Destinée aux préfets, la circulaire du 10 décembre 2019, dite circulaire « Castaner» , a été édictée par le ministre de l’Intérieur afin de fixer les règles d’attribution aux candidats aux élections municipales et communautaires de nuances politiques, qui font ensuite l’objet de deux traitements automatisés . La circulaire prend soin de rappeler la distinction entre l’étiquette politique et la nuance. L’étiquette, qui est librement choisie par le candidat dans sa déclaration de candidature, correspond à sa sensibilité politique – ou à celle de la liste dans son ensemble, auquel cas elle est choisie par le candidat tête de liste. La nuance politique est quant à elle attribuée de manière discrétionnaire par les services préfectoraux à chaque candidat et liste.

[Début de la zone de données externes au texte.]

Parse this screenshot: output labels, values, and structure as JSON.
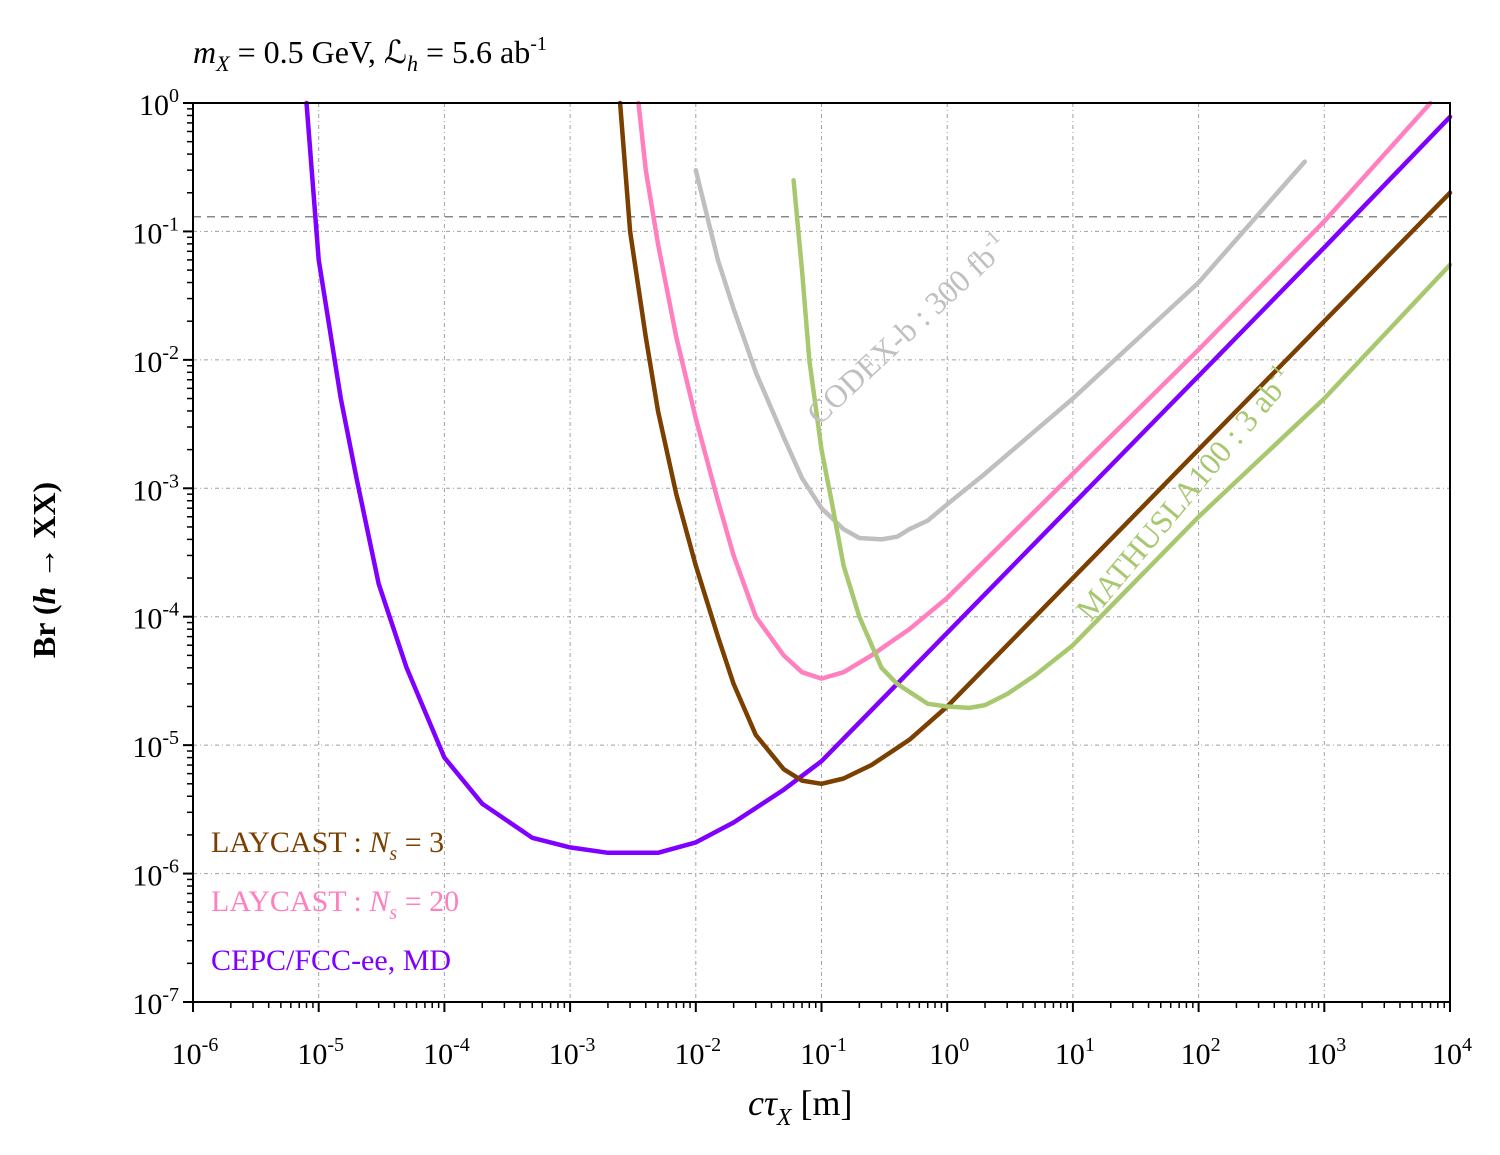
{
  "chart_data": {
    "type": "line",
    "title": {
      "m_sym": "m",
      "m_sub": "X",
      "mid": " = 0.5 GeV, ",
      "L_sym": "ℒ",
      "L_sub": "h",
      "end": " = 5.6 ab",
      "end_sup": "-1"
    },
    "xlabel": {
      "c": "c",
      "tau": "τ",
      "sub": "X",
      "unit": " [m]"
    },
    "ylabel": {
      "pre": "Br (",
      "h": "h",
      "post": " → XX)"
    },
    "x_scale": "log",
    "y_scale": "log",
    "xlim": [
      1e-06,
      10000.0
    ],
    "ylim": [
      1e-07,
      1
    ],
    "x_ticks": [
      {
        "base": "10",
        "exp": "-6"
      },
      {
        "base": "10",
        "exp": "-5"
      },
      {
        "base": "10",
        "exp": "-4"
      },
      {
        "base": "10",
        "exp": "-3"
      },
      {
        "base": "10",
        "exp": "-2"
      },
      {
        "base": "10",
        "exp": "-1"
      },
      {
        "base": "10",
        "exp": "0"
      },
      {
        "base": "10",
        "exp": "1"
      },
      {
        "base": "10",
        "exp": "2"
      },
      {
        "base": "10",
        "exp": "3"
      },
      {
        "base": "10",
        "exp": "4"
      }
    ],
    "y_ticks": [
      {
        "base": "10",
        "exp": "-7"
      },
      {
        "base": "10",
        "exp": "-6"
      },
      {
        "base": "10",
        "exp": "-5"
      },
      {
        "base": "10",
        "exp": "-4"
      },
      {
        "base": "10",
        "exp": "-3"
      },
      {
        "base": "10",
        "exp": "-2"
      },
      {
        "base": "10",
        "exp": "-1"
      },
      {
        "base": "10",
        "exp": "0"
      }
    ],
    "grid": true,
    "reference_line": {
      "y": 0.13,
      "style": "dashed",
      "color": "#888888"
    },
    "series": [
      {
        "name": "CEPC/FCC-ee, MD",
        "color": "#7F00FF",
        "x": [
          8e-06,
          1e-05,
          1.5e-05,
          2e-05,
          3e-05,
          5e-05,
          0.0001,
          0.0002,
          0.0005,
          0.001,
          0.002,
          0.005,
          0.01,
          0.02,
          0.05,
          0.1,
          1,
          10,
          100,
          1000,
          10000
        ],
        "y": [
          1,
          0.06,
          0.005,
          0.0012,
          0.00018,
          4e-05,
          8e-06,
          3.5e-06,
          1.9e-06,
          1.6e-06,
          1.45e-06,
          1.45e-06,
          1.75e-06,
          2.5e-06,
          4.5e-06,
          7.5e-06,
          7.5e-05,
          0.00075,
          0.0075,
          0.075,
          0.78
        ]
      },
      {
        "name": "LAYCAST : N_s = 3",
        "color": "#7B3F00",
        "x": [
          0.0025,
          0.003,
          0.004,
          0.005,
          0.007,
          0.01,
          0.015,
          0.02,
          0.03,
          0.05,
          0.07,
          0.1,
          0.15,
          0.25,
          0.5,
          1,
          10,
          100,
          1000,
          10000
        ],
        "y": [
          1,
          0.1,
          0.015,
          0.004,
          0.0009,
          0.00025,
          7e-05,
          3e-05,
          1.2e-05,
          6.5e-06,
          5.3e-06,
          5e-06,
          5.5e-06,
          7e-06,
          1.1e-05,
          2e-05,
          0.0002,
          0.002,
          0.02,
          0.2
        ]
      },
      {
        "name": "LAYCAST : N_s = 20",
        "color": "#FF7FBF",
        "x": [
          0.0035,
          0.004,
          0.005,
          0.007,
          0.01,
          0.015,
          0.02,
          0.03,
          0.05,
          0.07,
          0.1,
          0.15,
          0.25,
          0.5,
          1,
          10,
          100,
          1000,
          7000
        ],
        "y": [
          1,
          0.3,
          0.08,
          0.015,
          0.0035,
          0.0008,
          0.0003,
          0.0001,
          5e-05,
          3.7e-05,
          3.3e-05,
          3.7e-05,
          5e-05,
          8e-05,
          0.00014,
          0.0013,
          0.012,
          0.12,
          1
        ]
      },
      {
        "name": "CODEX-b : 300 fb^-1",
        "color": "#BFBFBF",
        "x": [
          0.01,
          0.015,
          0.02,
          0.03,
          0.05,
          0.07,
          0.1,
          0.15,
          0.2,
          0.3,
          0.4,
          0.5,
          0.7,
          1,
          2,
          10,
          100,
          700
        ],
        "y": [
          0.3,
          0.06,
          0.025,
          0.008,
          0.0025,
          0.0012,
          0.0007,
          0.00048,
          0.00041,
          0.0004,
          0.00042,
          0.00048,
          0.00056,
          0.00075,
          0.0013,
          0.005,
          0.04,
          0.35
        ]
      },
      {
        "name": "MATHUSLA100 : 3 ab^-1",
        "color": "#A8C870",
        "x": [
          0.06,
          0.07,
          0.08,
          0.1,
          0.12,
          0.15,
          0.2,
          0.3,
          0.4,
          0.5,
          0.7,
          1,
          1.5,
          2,
          3,
          5,
          10,
          20,
          100,
          1000,
          10000
        ],
        "y": [
          0.25,
          0.05,
          0.01,
          0.002,
          0.0008,
          0.00025,
          0.0001,
          4e-05,
          3e-05,
          2.6e-05,
          2.1e-05,
          2e-05,
          1.95e-05,
          2.05e-05,
          2.5e-05,
          3.5e-05,
          6e-05,
          0.00012,
          0.0006,
          0.005,
          0.055
        ]
      }
    ],
    "legend": {
      "placement": "bottom-left",
      "entries": [
        {
          "pre": "LAYCAST : ",
          "sym": "N",
          "sub": "s",
          "post": " = 3",
          "color": "#7B3F00"
        },
        {
          "pre": "LAYCAST : ",
          "sym": "N",
          "sub": "s",
          "post": " = 20",
          "color": "#FF7FBF"
        },
        {
          "pre": "CEPC/FCC-ee, MD",
          "sym": "",
          "sub": "",
          "post": "",
          "color": "#7F00FF"
        }
      ]
    },
    "annotations": [
      {
        "text": "CODEX-b : 300 fb",
        "sup": "-1",
        "color": "#BFBFBF",
        "x": 0.55,
        "y": 0.015,
        "angle_deg": -43
      },
      {
        "text": "MATHUSLA100 : 3 ab",
        "sup": "-1",
        "color": "#A8C870",
        "x": 90,
        "y": 0.0008,
        "angle_deg": -50
      }
    ]
  }
}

Elle permet d’agréer et de présenter les résultats électoraux de manière à faire apparaître des tendances politiques locales et nationales en vue de l’information des citoyens et des pouvoirs publics.

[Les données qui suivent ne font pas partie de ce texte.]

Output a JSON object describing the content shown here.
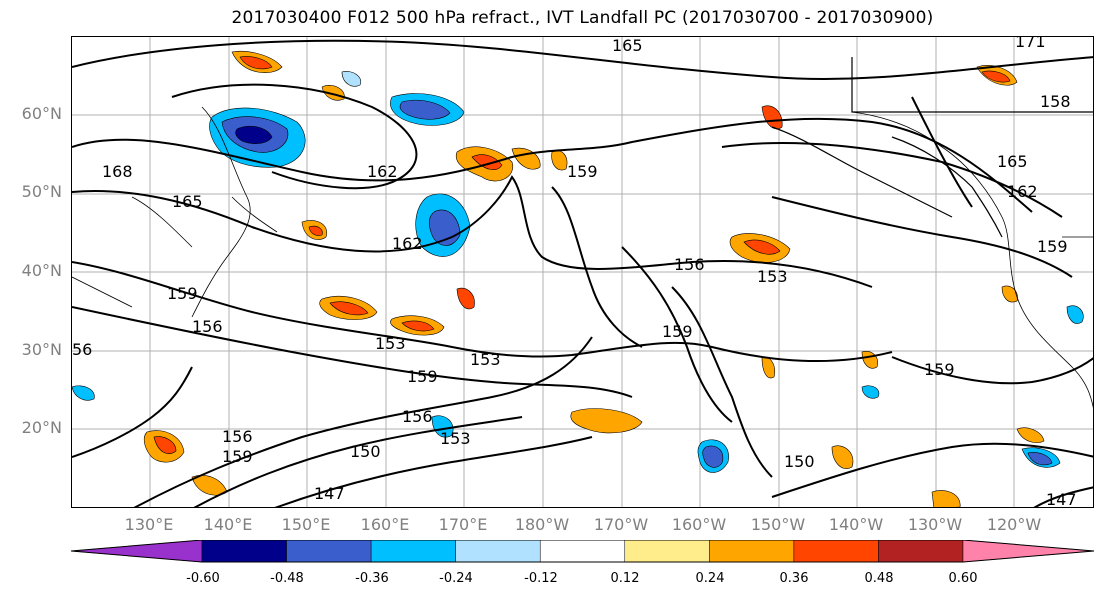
{
  "title": "2017030400 F012 500 hPa refract., IVT Landfall PC (2017030700 - 2017030900)",
  "map": {
    "lat_labels": [
      "60°N",
      "50°N",
      "40°N",
      "30°N",
      "20°N"
    ],
    "lon_labels": [
      "130°E",
      "140°E",
      "150°E",
      "160°E",
      "170°E",
      "180°W",
      "170°W",
      "160°W",
      "150°W",
      "140°W",
      "130°W",
      "120°W"
    ],
    "contour_labels": [
      "165",
      "171",
      "158",
      "168",
      "165",
      "162",
      "159",
      "162",
      "165",
      "162",
      "159",
      "156",
      "153",
      "159",
      "156",
      "153",
      "159",
      "156",
      "153",
      "159",
      "156",
      "150",
      "147",
      "150",
      "147",
      "159",
      "159",
      "153",
      "56"
    ]
  },
  "colorbar": {
    "ticks": [
      "-0.60",
      "-0.48",
      "-0.36",
      "-0.24",
      "-0.12",
      "0.12",
      "0.24",
      "0.36",
      "0.48",
      "0.60"
    ],
    "colors": [
      "#9932cc",
      "#00008b",
      "#3a5fcd",
      "#00bfff",
      "#b0e2ff",
      "#ffffff",
      "#ffec8b",
      "#ffa500",
      "#ff4500",
      "#b22222",
      "#ff82ab"
    ]
  }
}
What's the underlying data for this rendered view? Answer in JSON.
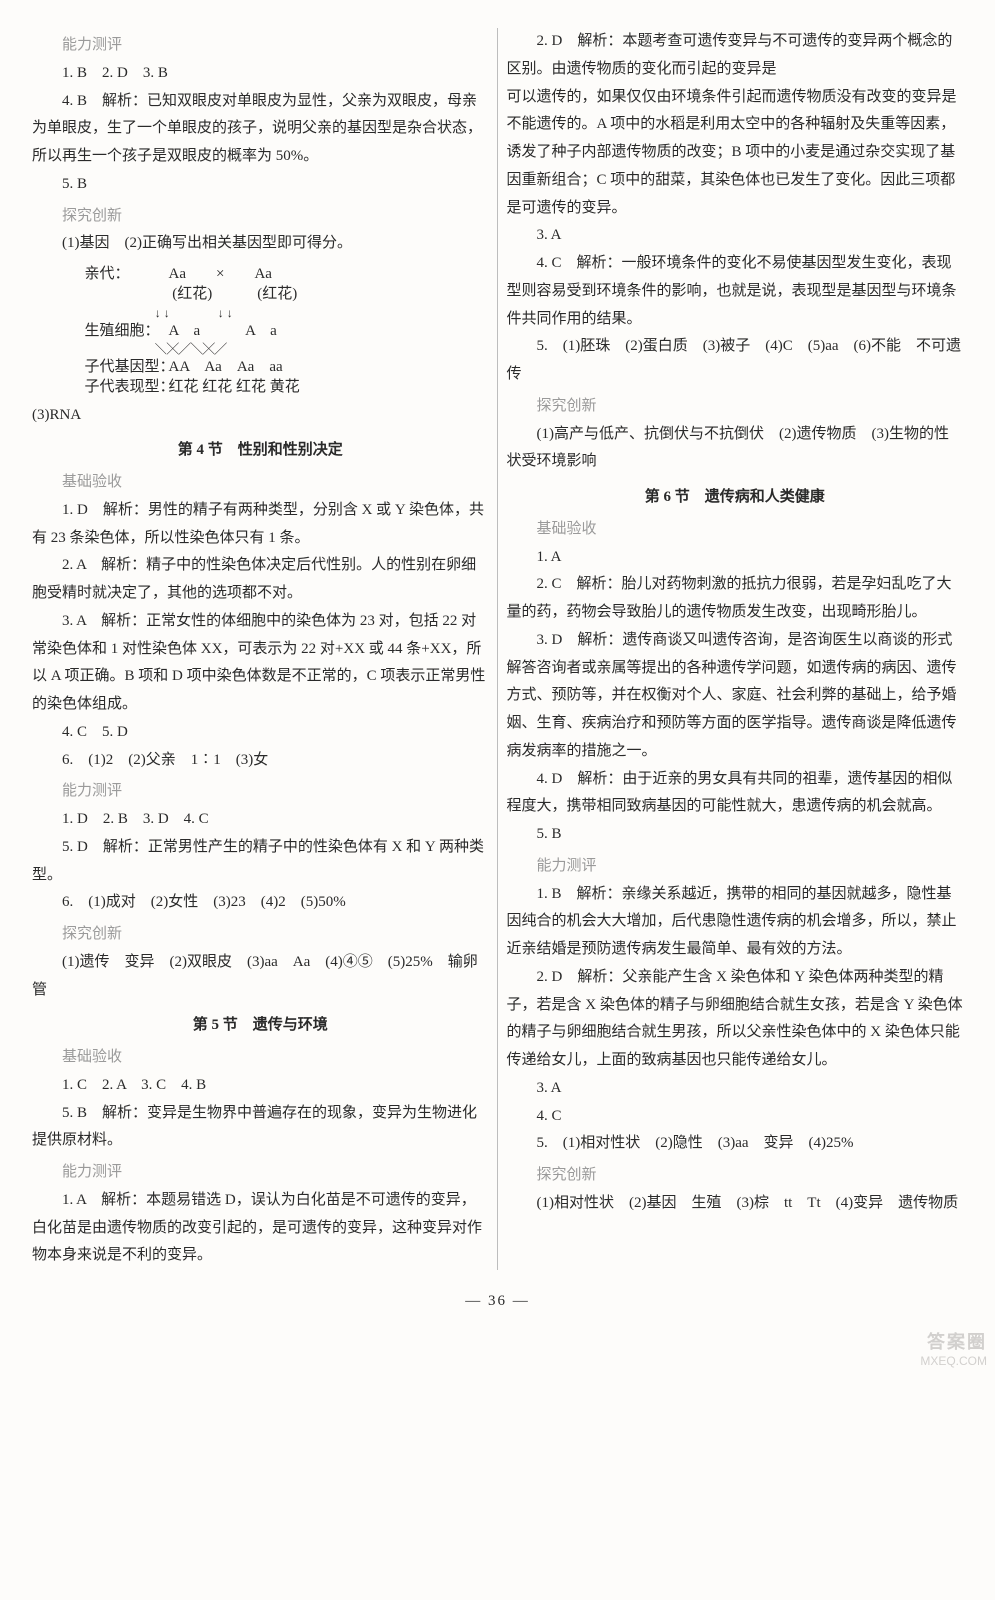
{
  "left": {
    "sec_a_label": "能力测评",
    "a1": "1. B　2. D　3. B",
    "a4": "4. B　解析：已知双眼皮对单眼皮为显性，父亲为双眼皮，母亲为单眼皮，生了一个单眼皮的孩子，说明父亲的基因型是杂合状态，所以再生一个孩子是双眼皮的概率为 50%。",
    "a5": "5. B",
    "sec_b_label": "探究创新",
    "b1": "(1)基因　(2)正确写出相关基因型即可得分。",
    "diagram": {
      "row1_label": "亲代：",
      "row1_pair": "Aa　　×　　Aa",
      "row1_note_l": "(红花)",
      "row1_note_r": "(红花)",
      "row2_label": "生殖细胞：",
      "row2_cells": "A　a　　　A　a",
      "row3_label": "子代基因型：",
      "row3": "AA　Aa　Aa　aa",
      "row4_label": "子代表现型：",
      "row4": "红花 红花 红花 黄花"
    },
    "b3": "(3)RNA",
    "h4": "第 4 节　性别和性别决定",
    "s4a_label": "基础验收",
    "s4a1": "1. D　解析：男性的精子有两种类型，分别含 X 或 Y 染色体，共有 23 条染色体，所以性染色体只有 1 条。",
    "s4a2": "2. A　解析：精子中的性染色体决定后代性别。人的性别在卵细胞受精时就决定了，其他的选项都不对。",
    "s4a3": "3. A　解析：正常女性的体细胞中的染色体为 23 对，包括 22 对常染色体和 1 对性染色体 XX，可表示为 22 对+XX 或 44 条+XX，所以 A 项正确。B 项和 D 项中染色体数是不正常的，C 项表示正常男性的染色体组成。",
    "s4a4": "4. C　5. D",
    "s4a6": "6.　(1)2　(2)父亲　1∶1　(3)女",
    "s4b_label": "能力测评",
    "s4b1": "1. D　2. B　3. D　4. C",
    "s4b5": "5. D　解析：正常男性产生的精子中的性染色体有 X 和 Y 两种类型。",
    "s4b6": "6.　(1)成对　(2)女性　(3)23　(4)2　(5)50%",
    "s4c_label": "探究创新",
    "s4c1": "(1)遗传　变异　(2)双眼皮　(3)aa　Aa　(4)④⑤　(5)25%　输卵管",
    "h5": "第 5 节　遗传与环境",
    "s5a_label": "基础验收",
    "s5a1": "1. C　2. A　3. C　4. B",
    "s5a5": "5. B　解析：变异是生物界中普遍存在的现象，变异为生物进化提供原材料。",
    "s5b_label": "能力测评",
    "s5b1": "1. A　解析：本题易错选 D，误认为白化苗是不可遗传的变异，白化苗是由遗传物质的改变引起的，是可遗传的变异，这种变异对作物本身来说是不利的变异。",
    "s5b2": "2. D　解析：本题考查可遗传变异与不可遗传的变异两个概念的区别。由遗传物质的变化而引起的变异是"
  },
  "right": {
    "cont": "可以遗传的，如果仅仅由环境条件引起而遗传物质没有改变的变异是不能遗传的。A 项中的水稻是利用太空中的各种辐射及失重等因素，诱发了种子内部遗传物质的改变；B 项中的小麦是通过杂交实现了基因重新组合；C 项中的甜菜，其染色体也已发生了变化。因此三项都是可遗传的变异。",
    "r3": "3. A",
    "r4": "4. C　解析：一般环境条件的变化不易使基因型发生变化，表现型则容易受到环境条件的影响，也就是说，表现型是基因型与环境条件共同作用的结果。",
    "r5": "5.　(1)胚珠　(2)蛋白质　(3)被子　(4)C　(5)aa　(6)不能　不可遗传",
    "rc_label": "探究创新",
    "rc1": "(1)高产与低产、抗倒伏与不抗倒伏　(2)遗传物质　(3)生物的性状受环境影响",
    "h6": "第 6 节　遗传病和人类健康",
    "s6a_label": "基础验收",
    "s6a1": "1. A",
    "s6a2": "2. C　解析：胎儿对药物刺激的抵抗力很弱，若是孕妇乱吃了大量的药，药物会导致胎儿的遗传物质发生改变，出现畸形胎儿。",
    "s6a3": "3. D　解析：遗传商谈又叫遗传咨询，是咨询医生以商谈的形式解答咨询者或亲属等提出的各种遗传学问题，如遗传病的病因、遗传方式、预防等，并在权衡对个人、家庭、社会利弊的基础上，给予婚姻、生育、疾病治疗和预防等方面的医学指导。遗传商谈是降低遗传病发病率的措施之一。",
    "s6a4": "4. D　解析：由于近亲的男女具有共同的祖辈，遗传基因的相似程度大，携带相同致病基因的可能性就大，患遗传病的机会就高。",
    "s6a5": "5. B",
    "s6b_label": "能力测评",
    "s6b1": "1. B　解析：亲缘关系越近，携带的相同的基因就越多，隐性基因纯合的机会大大增加，后代患隐性遗传病的机会增多，所以，禁止近亲结婚是预防遗传病发生最简单、最有效的方法。",
    "s6b2": "2. D　解析：父亲能产生含 X 染色体和 Y 染色体两种类型的精子，若是含 X 染色体的精子与卵细胞结合就生女孩，若是含 Y 染色体的精子与卵细胞结合就生男孩，所以父亲性染色体中的 X 染色体只能传递给女儿，上面的致病基因也只能传递给女儿。",
    "s6b3": "3. A",
    "s6b4": "4. C",
    "s6b5": "5.　(1)相对性状　(2)隐性　(3)aa　变异　(4)25%",
    "s6c_label": "探究创新",
    "s6c1": "(1)相对性状　(2)基因　生殖　(3)棕　tt　Tt　(4)变异　遗传物质"
  },
  "pagenum": "— 36 —",
  "wm_top": "答案圈",
  "wm_url": "MXEQ.COM"
}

La circulaire indique que l’attribution de la nuance doit être réalisée lors de l’enregistrement des candidatures à partir de deux grilles : une « grille des nuances des candidats applicable en 2020 » (vingt-deux nuances possibles), reproduite en annexe 1, et une « grille des nuances des listes applicable en 2020 » (vingt-quatre nuances possibles), reproduite en annexe 2. Les nuances politiques sont elles-mêmes réparties en six « blocs de clivages », précisés en annexe 3 : l’extrême gauche, qui contient une seule nuance, la gauche, à laquelle se rapporte sept nuances, un bloc « divers », auquel sont rattachées cinq nuances individuelles et quatre de listes (dont une nuance « gilets jaunes »), le centre, qui recouvre six nuances individuelles et quatre de liste, la droite, avec deux nuances individuelle et trois de liste et enfin l’extrême droite qui comporte trois nuances (dont le mouvement Debout la France de Nicolas Dupont-Aignan).
Le « nuançage » politique n’est pas une pratique nouvelle et ne paraît pas contesté dans son principe même. En revanche, ses modalités de mise en application dans la circulaire du ministre de l’Intérieur créèrent une vive polémique. Le Conseil d’État fut ainsi saisi de plusieurs requêtes en référé contestant la légalité de ladite circulaire par plusieurs partis politiques – le Parti socialiste, Les Républicains et Debout la France – et personnes physiques. Une première difficulté tenait à la recevabilité de ces recours, la circulaire n’ayant pas été publiée (elle avait toutefois largement fuité). Le juge des référés l’a écartée en considérant que si « […] la circulaire litigieuse, de nature réglementaire, n’a pas fait l’objet, à ce jour, d’une publication et n’est donc pas encore juridiquement opposable, il ressort des indications données par les représentants du ministre de l’intérieur, lors de l’audience, qu’elle sera prochainement publiée pour permettre son application lors de l’enregistrement des candidatures aux élections municipales» . Eu égard à cette échéance immédiate, le juge des référés a estimé que la condition d’urgence était établie. Examinant ensuite la légalité de la circulaire, il a suspendu l’exécution de trois dispositions dont la légalité lui est apparue douteuse (I), contraignant le ministre de l’intérieur à modifier ses instructions aux préfets (II).